Biuletyn Informacji Publicznej RPO

Działacz Świadków Jehowy skazany w latach 50. Kasacja RPO 

Data:
  • Na 5 lat więzienia skazano w latach 50. XX wieku działacza Świadków Jehowy  
  • Uznano go za winnego udziału w „związku. którego istnienie miało pozostać tajemnicą wobec władzy państwowej” oraz rozpowszechniania jego pism 
  • Wyrok był formą represji, bo oskarżony działał w ramach konstytucyjnej wolności wyznania - którą ówczesne prawo formalnie gwarantowało 
  • A wspólnota wyznaniowa - jako oparta wyłącznie na więzach religijnych - nie może być w ogóle uznawana za "związek" w rozumieniu prawa karnego

Rzecznik Praw Obywatelskich złożył kasację do Sądu Najwyższego z wnioskiem o uniewinnienie obywatela. Zgodnie z utrwaloną linią orzeczniczą, SN uwzględniał takie wcześniejsze kasacje RPO.

Historia sprawy

Sąd Wojewódzki w kwietniu 1954 r. skazał pana Stanisława (aresztowanego w sierpniu 1953 r.) za to, że w latach 1950-1953 brał udział w związku „Świadkowie Jehowy”, którego istnienie miało pozostać tajemnicą wobec władzy państwowej. Miało to polegać na pełnieniu w nim kierowniczych funkcji jako „sługa grupy „Łódż-Północ” i „Łódź-Zachód” oraz gospodarz obwodu 13a”.

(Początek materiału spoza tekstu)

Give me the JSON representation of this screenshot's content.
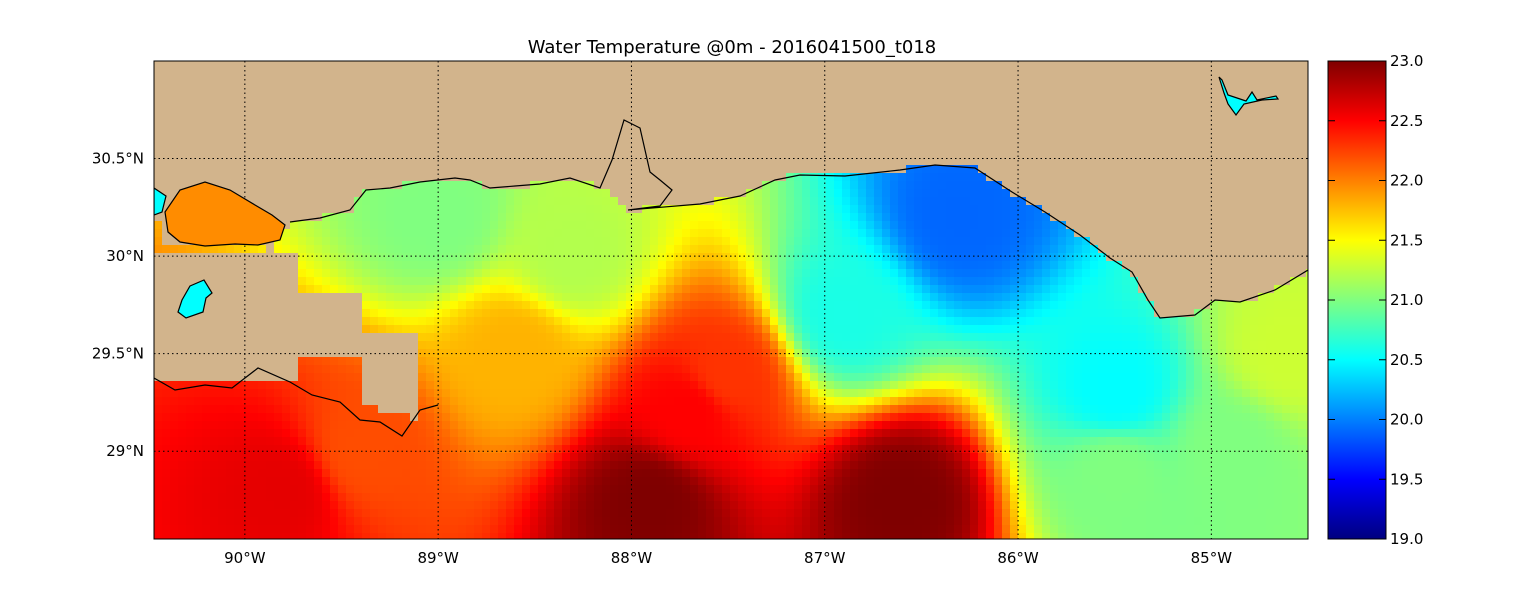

Ponadto przechowywał i rozpowszechniał literaturę związku , w tym broszury p.t. „Strażnica, „Ewolucja przeciw nowemu światu” i inne zawierające fałszywe wiadomości mogące wyrządzić istotną szkodę interesom Państwa Polskiego.

Kara łączna za te czyny opiewała na 5 lat więzienia. Sąd Najwyższy utrzymał wyrok.

Rzecznik zarzucił mu rażące i mające istotny wpływ na jego treść naruszenie prawa materialnego: art. 23 par. 1 oraz art. 36 dekretu z 13 czerwca 1946 r. o przestępstwach szczególnie niebezpiecznych w okresie odbudowy Państwa Polskiego (tzw.  mały kodeks karny) - poprzez skazanie oskarżonego za czyny określone w tych przepisach, mimo że brak było w jego działaniu znamion tych występków.

RPO wniósł o uchylenie orzeczenia SN oraz utrzymanego nim w mocy wyroku b. Sądu Wojewódzkiego i uniewinnienie skazanego. 

Argumenty RPO 

Prowadzone przeciwko oskarżonemu postępowanie karne było przejawem represji władz wobec Świadków Jehowy.

Aby można było mówić o występku z art. 23 par. 1 m.k.k., niezbędne było ustalenie, że druki i pisma zawierają treści, które nawołują do popełnienia zbrodni lub pochwalają zbrodnię lub których treść ma pozostawać tajemnicą wobec władzy państwowej albo które zawierają fałszywe wiadomości mogące wyrządzić istotną szkodę interesom Państwa Polskiego bądź obniżyć powagę jego naczelnych organów. 

Tymczasem w licznych orzeczeniach, dotyczących ścigania karnoprawnego Świadków Jehowy w tamtych latach, SN wielokrotnie wyrażał jednoznaczne stanowisko o bezpodstawności ocen działalności wspólnoty przez pryzmat tych przepisów.

Mimo niemożności zapoznania się pismami i drukami, które miał przechowywać i rozpowszechniać skazany - skoro czynił to w ramach przynależności do Świadków Jehowy i było to nierozłącznie związane z jego działalnością w nim - to mieściło się to w granicach wolności wyznania, gwarantowanej formalnie przez tzw. małą konstytucję oraz dekret z 5 sierpnia 1949 r. o ochronie wolności sumienia i wyznania.  Druki i pisma nie były tymi, o których mówił art. 23 par. 1 m.k.k. Nie sposób więc było twierdzić, że mogło to stanowić podstawę odpowiedzialności karnej, skoro nie wyczerpywało znamion tego występku.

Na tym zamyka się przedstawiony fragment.